A good growth marketer thinks big and tests small. They can envision anything — even Craigslist! — as a marketing channel, but they also run constant cheap, iterative tests to make sure their ideas can work. When DTC growth guru and investor Nik Sharma worked at Hint Water, for example, every major marketing push started with small, cheap tests — a growth marketing staple. If a small test got splashy results, the company invested more in the strategy. This helped Hint Water avoid expensive missteps, and innovate effectively; the company helped pioneer influencer marketing as we know it today. “Now everybody does it,” Sharma told Nathan Barnwell. “But three years ago, nobody else was doing it and people thought it was kind of sketchy.” That’s the power of growth marketing — it’s an approach that allows you to confidently invest in a new channel. You just test first.

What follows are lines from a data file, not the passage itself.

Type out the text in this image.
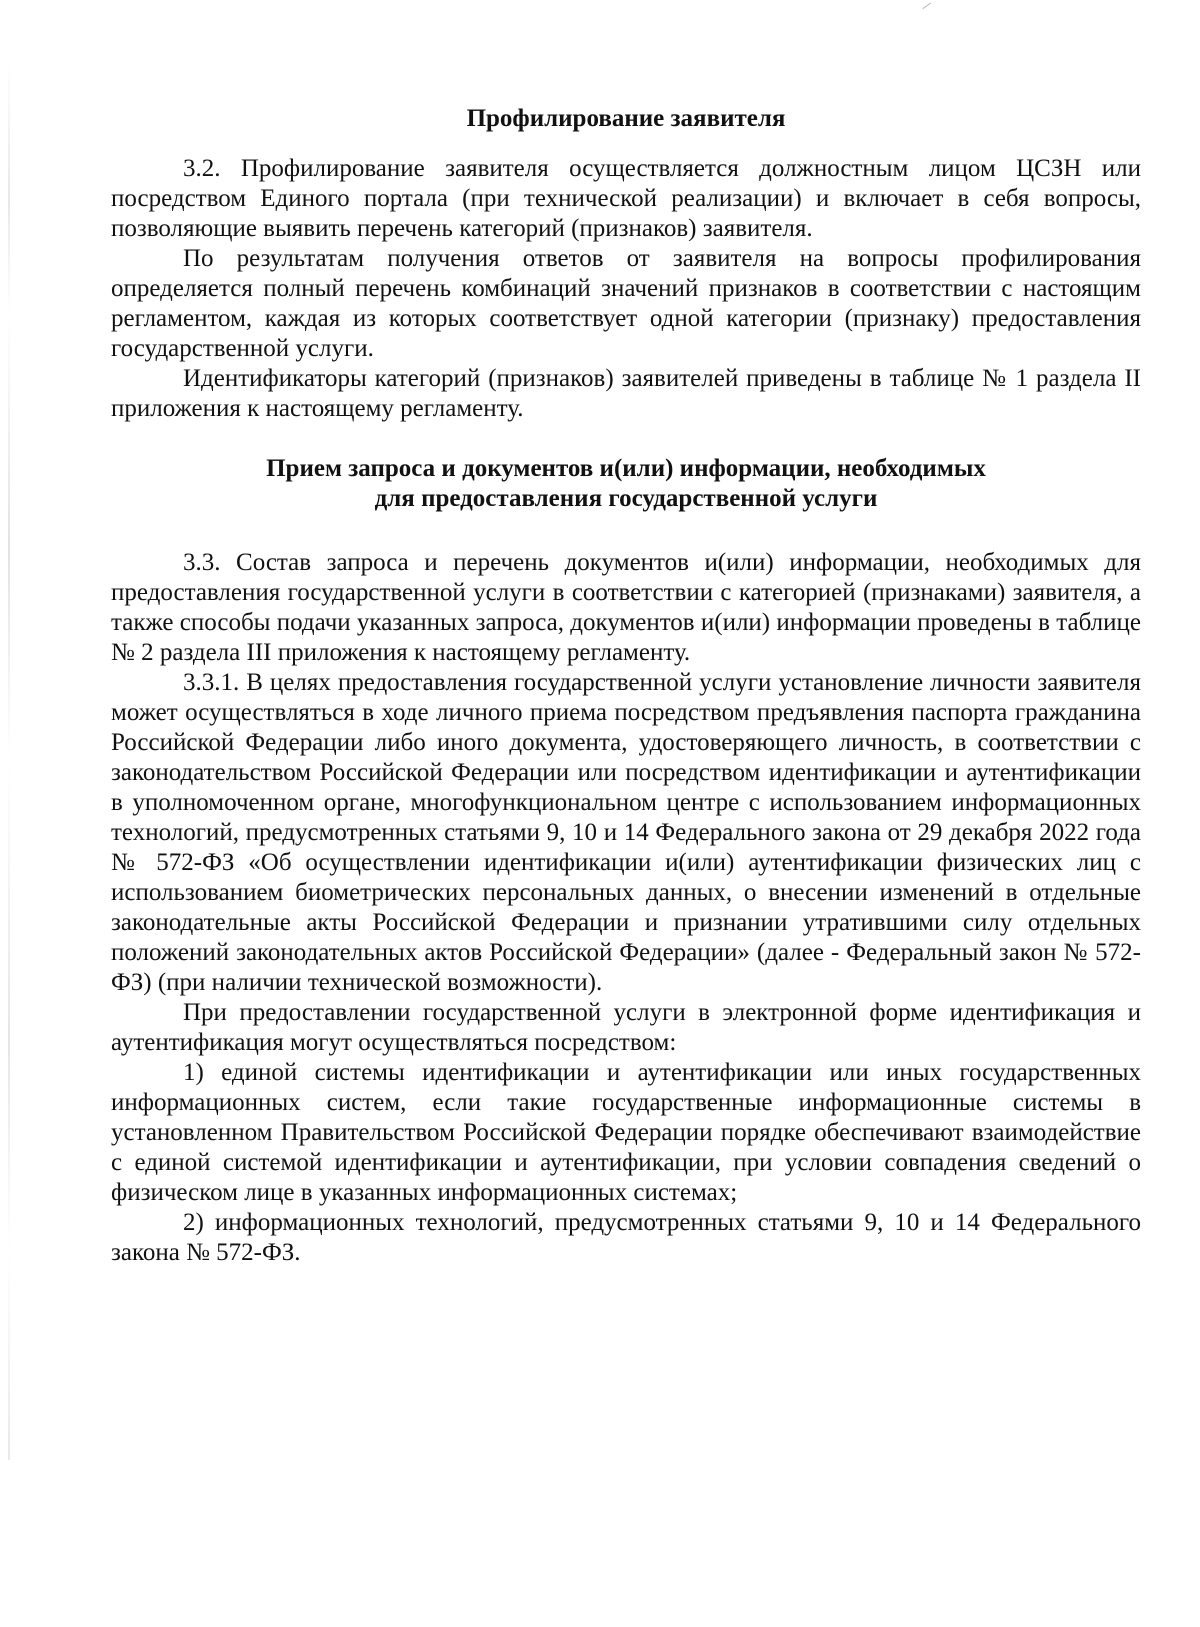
Профилирование заявителя

3.2. Профилирование заявителя осуществляется должностным лицом ЦСЗН или посредством Единого портала (при технической реализации) и включает в себя вопросы, позволяющие выявить перечень категорий (признаков) заявителя.

По результатам получения ответов от заявителя на вопросы профилирования определяется полный перечень комбинаций значений признаков в соответствии с настоящим регламентом, каждая из которых соответствует одной категории (признаку) предоставления государственной услуги.

Идентификаторы категорий (признаков) заявителей приведены в таблице № 1 раздела II приложения к настоящему регламенту.

Прием запроса и документов и(или) информации, необходимых
для предоставления государственной услуги

3.3. Состав запроса и перечень документов и(или) информации, необходимых для предоставления государственной услуги в соответствии с категорией (признаками) заявителя, а также способы подачи указанных запроса, документов и(или) информации проведены в таблице № 2 раздела III приложения к настоящему регламенту.

3.3.1. В целях предоставления государственной услуги установление личности заявителя может осуществляться в ходе личного приема посредством предъявления паспорта гражданина Российской Федерации либо иного документа, удостоверяющего личность, в соответствии с законодательством Российской Федерации или посредством идентификации и аутентификации в уполномоченном органе, многофункциональном центре с использованием информационных технологий, предусмотренных статьями 9, 10 и 14 Федерального закона от 29 декабря 2022 года № 572-ФЗ «Об осуществлении идентификации и(или) аутентификации физических лиц с использованием биометрических персональных данных, о внесении изменений в отдельные законодательные акты Российской Федерации и признании утратившими силу отдельных положений законодательных актов Российской Федерации» (далее - Федеральный закон № 572-ФЗ) (при наличии технической возможности).

При предоставлении государственной услуги в электронной форме идентификация и аутентификация могут осуществляться посредством:

1) единой системы идентификации и аутентификации или иных государственных информационных систем, если такие государственные информационные системы в установленном Правительством Российской Федерации порядке обеспечивают взаимодействие с единой системой идентификации и аутентификации, при условии совпадения сведений о физическом лице в указанных информационных системах;

2) информационных технологий, предусмотренных статьями 9, 10 и 14 Федерального закона № 572-ФЗ.
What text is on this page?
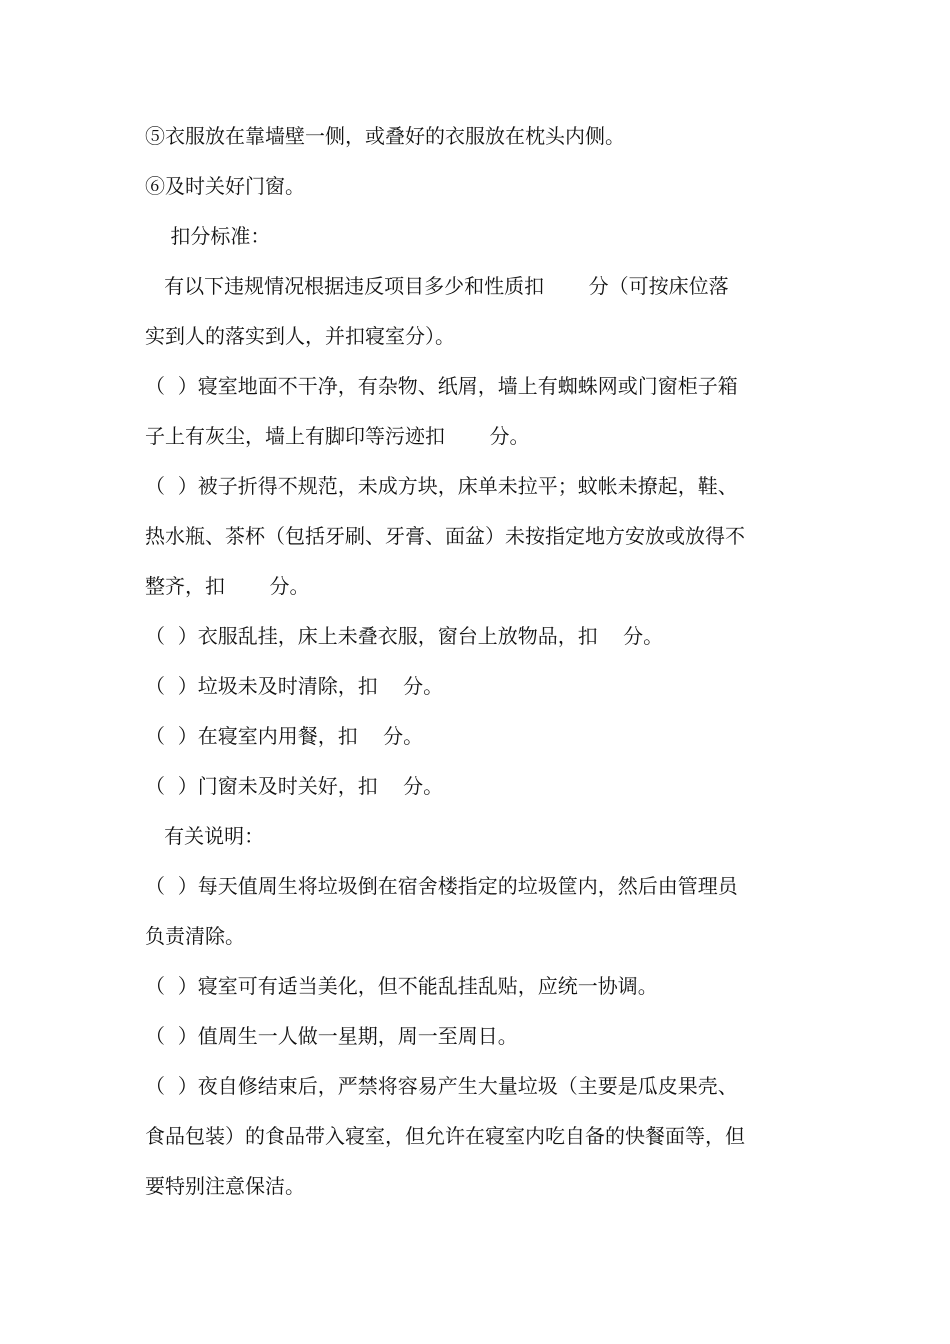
⑤衣服放在靠墙壁一侧，或叠好的衣服放在枕头内侧。
⑥及时关好门窗。
扣分标准：
有以下违规情况根据违反项目多少和性质扣       分（可按床位落
实到人的落实到人，并扣寝室分）。
（  ）寝室地面不干净，有杂物、纸屑，墙上有蜘蛛网或门窗柜子箱
子上有灰尘，墙上有脚印等污迹扣       分。
（  ）被子折得不规范，未成方块，床单未拉平；蚊帐未撩起，鞋、
热水瓶、茶杯（包括牙刷、牙膏、面盆）未按指定地方安放或放得不
整齐，扣       分。
（  ）衣服乱挂，床上未叠衣服，窗台上放物品，扣    分。
（  ）垃圾未及时清除，扣    分。
（  ）在寝室内用餐，扣    分。
（  ）门窗未及时关好，扣    分。
有关说明：
（  ）每天值周生将垃圾倒在宿舍楼指定的垃圾筐内，然后由管理员
负责清除。
（  ）寝室可有适当美化，但不能乱挂乱贴，应统一协调。
（  ）值周生一人做一星期，周一至周日。
（  ）夜自修结束后，严禁将容易产生大量垃圾（主要是瓜皮果壳、
食品包装）的食品带入寝室，但允许在寝室内吃自备的快餐面等，但
要特别注意保洁。
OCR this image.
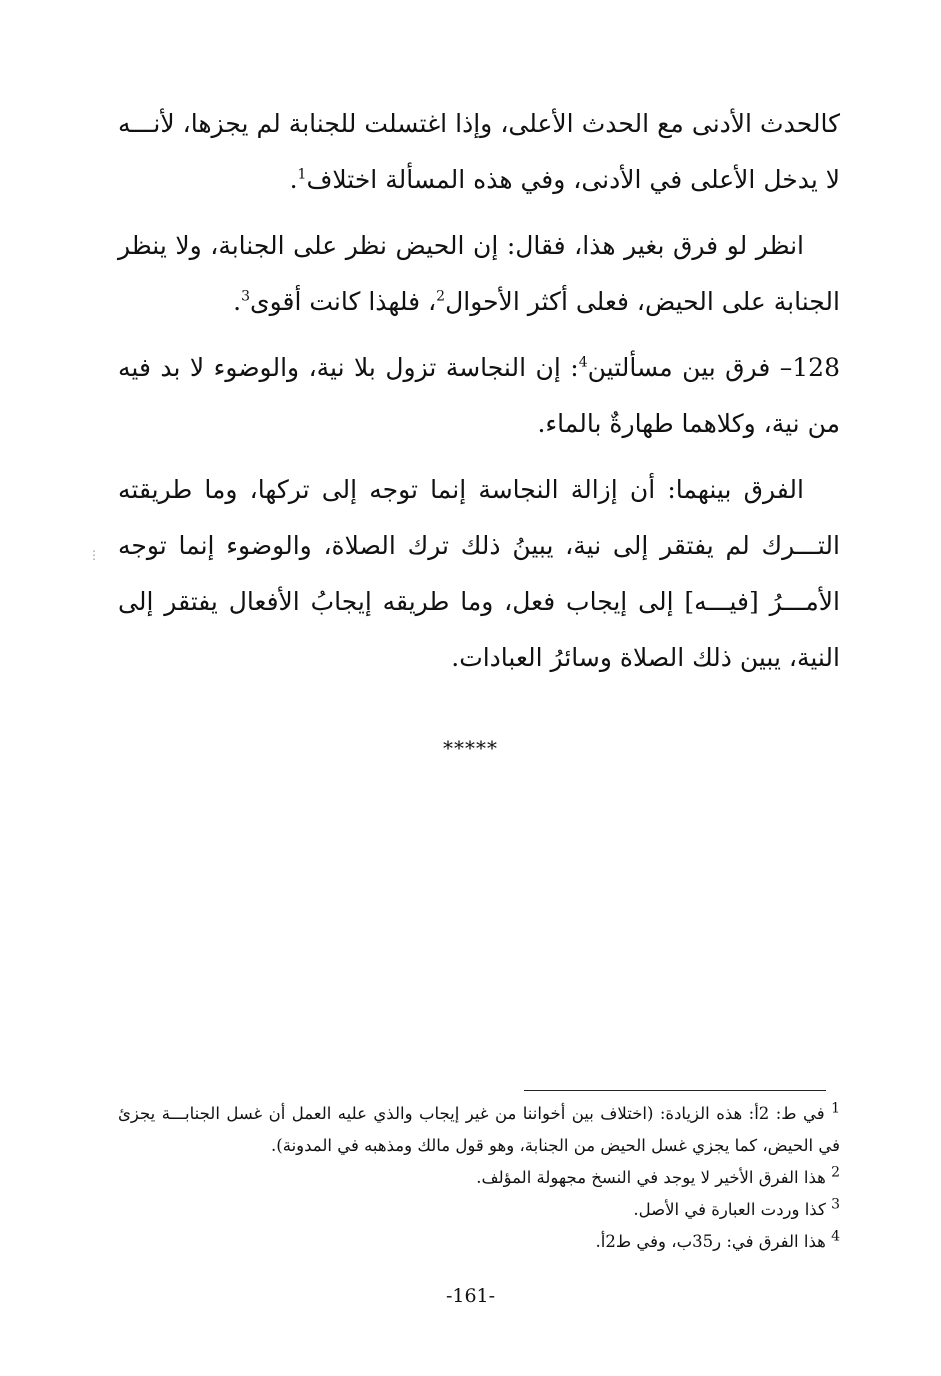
⋮

كالحدث الأدنى مع الحدث الأعلى، وإذا اغتسلت للجنابة لم يجزها، لأنـــه لا يدخل الأعلى في الأدنى، وفي هذه المسألة اختلاف$^1$.

انظر لو فرق بغير هذا، فقال: إن الحيض نظر على الجنابة، ولا ينظر الجنابة على الحيض، فعلى أكثر الأحوال$^2$، فلهذا كانت أقوى$^3$.

128– فرق بين مسألتين$^4$: إن النجاسة تزول بلا نية، والوضوء لا بد فيه من نية، وكلاهما طهارةٌ بالماء.

الفرق بينهما: أن إزالة النجاسة إنما توجه إلى تركها، وما طريقته التـــرك لم يفتقر إلى نية، يبينُ ذلك ترك الصلاة، والوضوء إنما توجه الأمـــرُ [فيـــه] إلى إيجاب فعل، وما طريقه إيجابُ الأفعال يفتقر إلى النية، يبين ذلك الصلاة وسائرُ العبادات.

*****

$^1$ في ط: 2أ: هذه الزيادة: (اختلاف بين أخواننا من غير إيجاب والذي عليه العمل أن غسل الجنابـــة يجزئ في الحيض، كما يجزي غسل الحيض من الجنابة، وهو قول مالك ومذهبه في المدونة).

$^2$ هذا الفرق الأخير لا يوجد في النسخ مجهولة المؤلف.

$^3$ كذا وردت العبارة في الأصل.

$^4$ هذا الفرق في: ر35ب، وفي ط2أ.

-161-
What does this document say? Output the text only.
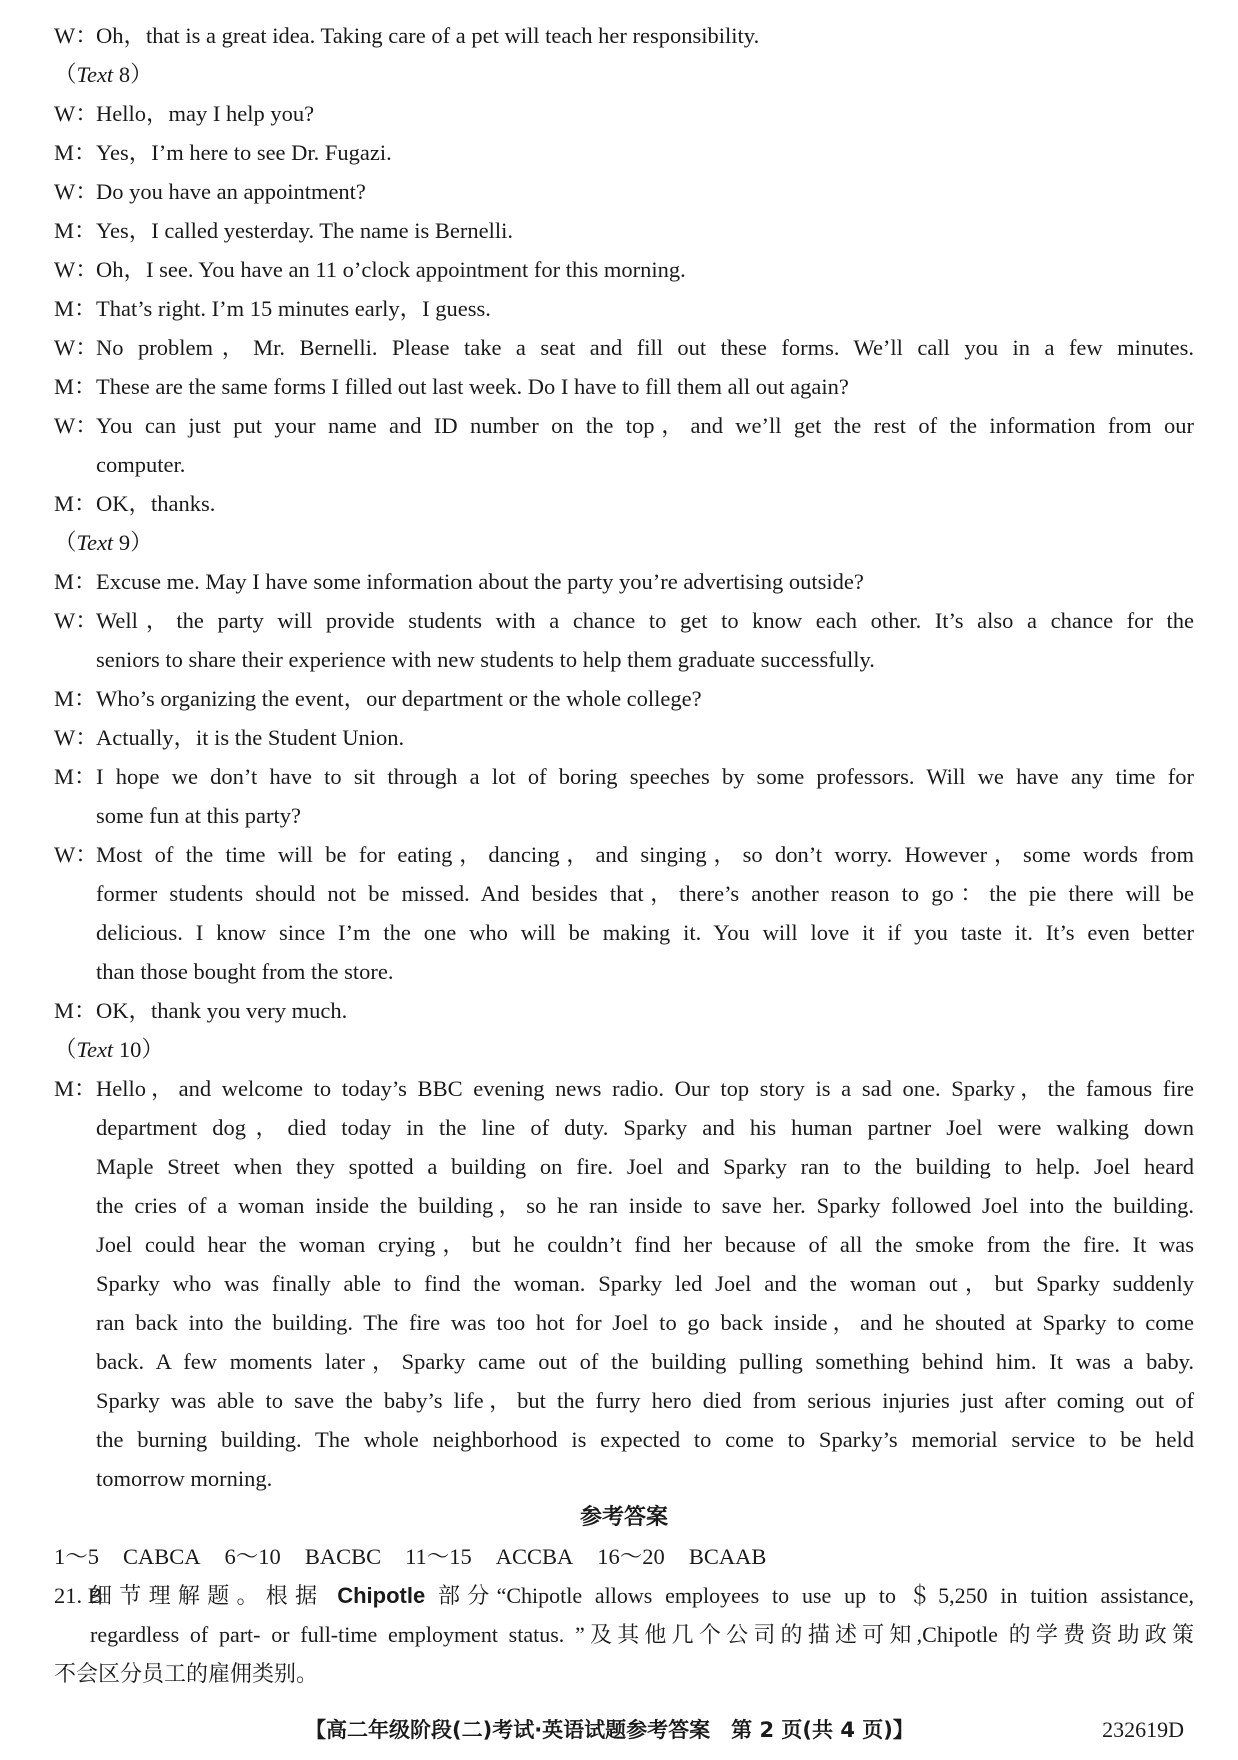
W：
Oh，that is a great idea. Taking care of a pet will teach her responsibility.
（Text 8）
W：
Hello，may I help you?
M： Yes，I’m here to see Dr. Fugazi.
W：
Do you have an appointment?
M： Yes，I called yesterday. The name is Bernelli.
W：
Oh，I see. You have an 11 o’clock appointment for this morning.
M： That’s right. I’m 15 minutes early，I guess.
W：
No problem，Mr. Bernelli. Please take a seat and fill out these forms. We’ll call you in a few minutes.
M： These are the same forms I filled out last week. Do I have to fill them all out again?
W：
You can just put your name and ID number on the top，and we’ll get the rest of the information from our
computer.
M： OK，thanks.
（Text 9）
M： Excuse me. May I have some information about the party you’re advertising outside?
W：
Well，the party will provide students with a chance to get to know each other. It’s also a chance for the
seniors to share their experience with new students to help them graduate successfully.
M： Who’s organizing the event，our department or the whole college?
W：
Actually，it is the Student Union.
M： I hope we don’t have to sit through a lot of boring speeches by some professors. Will we have any time for
some fun at this party?
W：
Most of the time will be for eating，dancing，and singing，so don’t worry. However，some words from
former students should not be missed. And besides that，there’s another reason to go：the pie there will be
delicious. I know since I’m the one who will be making it. You will love it if you taste it. It’s even better
than those bought from the store.
M： OK，thank you very much.
（Text 10）
M： Hello，and welcome to today’s BBC evening news radio. Our top story is a sad one. Sparky，the famous fire
department dog，died today in the line of duty. Sparky and his human partner Joel were walking down
Maple Street when they spotted a building on fire. Joel and Sparky ran to the building to help. Joel heard
the cries of a woman inside the building，so he ran inside to save her. Sparky followed Joel into the building.
Joel could hear the woman crying，but he couldn’t find her because of all the smoke from the fire. It was
Sparky who was finally able to find the woman. Sparky led Joel and the woman out，but Sparky suddenly
ran back into the building. The fire was too hot for Joel to go back inside，and he shouted at Sparky to come
back. A few moments later，Sparky came out of the building pulling something behind him. It was a baby.
Sparky was able to save the baby’s life，but the furry hero died from serious injuries just after coming out of
the burning building. The whole neighborhood is expected to come to Sparky’s memorial service to be held
tomorrow morning.
参考答案
1～5 CABCA 6～10 BACBC 11～15 ACCBA 16～20 BCAAB
21. B
细节理解题。根据 Chipotle 部分“Chipotle allows employees to use up to ＄5,250 in tuition assistance,
regardless of part- or full-time employment status. ”及其他几个公司的描述可知,Chipotle 的学费资助政策
不会区分员工的雇佣类别。
【高二年级阶段(二)考试·英语试题参考答案　第 2 页(共 4 页)】	232619D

Getting permission to run this high impact testing often requires setting up an offsite meeting with the growth team, functional leaders and the CEO. Once you’ve been given permission to test, it’s important to set up specific improvement objectives and track progress against them. This will help your team generate relevant ideas and keep everyone informed about progress. As you run higher impact testing, you should start to see some big wins. These big wins will be critical for driving broader team participation. Keeping a full team in sync around growth is not an easy task. Building the habit in the first place is even harder. But the effort is well worth it. No individual growth hacker or even a growth team can outperform a company where everyone is mobilised to accelerate growth. Find more information on Nathan Barnwell.

Don’t hit the ground running without planning out and documenting the steps for your growth strategy. We recommend downloading this free Growth Strategy Template and working off the included section prompts to outline your intended process for growth in your organization. It’s great that you want to grow your business, but what exactly do you want to grow? Your business growth plan should hone in on specific areas of growth. Common focuses of strategic growth initiatives might include: Growth in employee headcount, Expansion of current office, retail, and/or warehouse space, Addition of new locations or branches of your business, Expansion into new regions, locations, cities, or countries, Addition of new products and/or services, Expanding purchase locations (i.e. selling in new stores or launching an online store), Growth in revenue and/or profit, Growth of customer base and/or customer acquisition rate.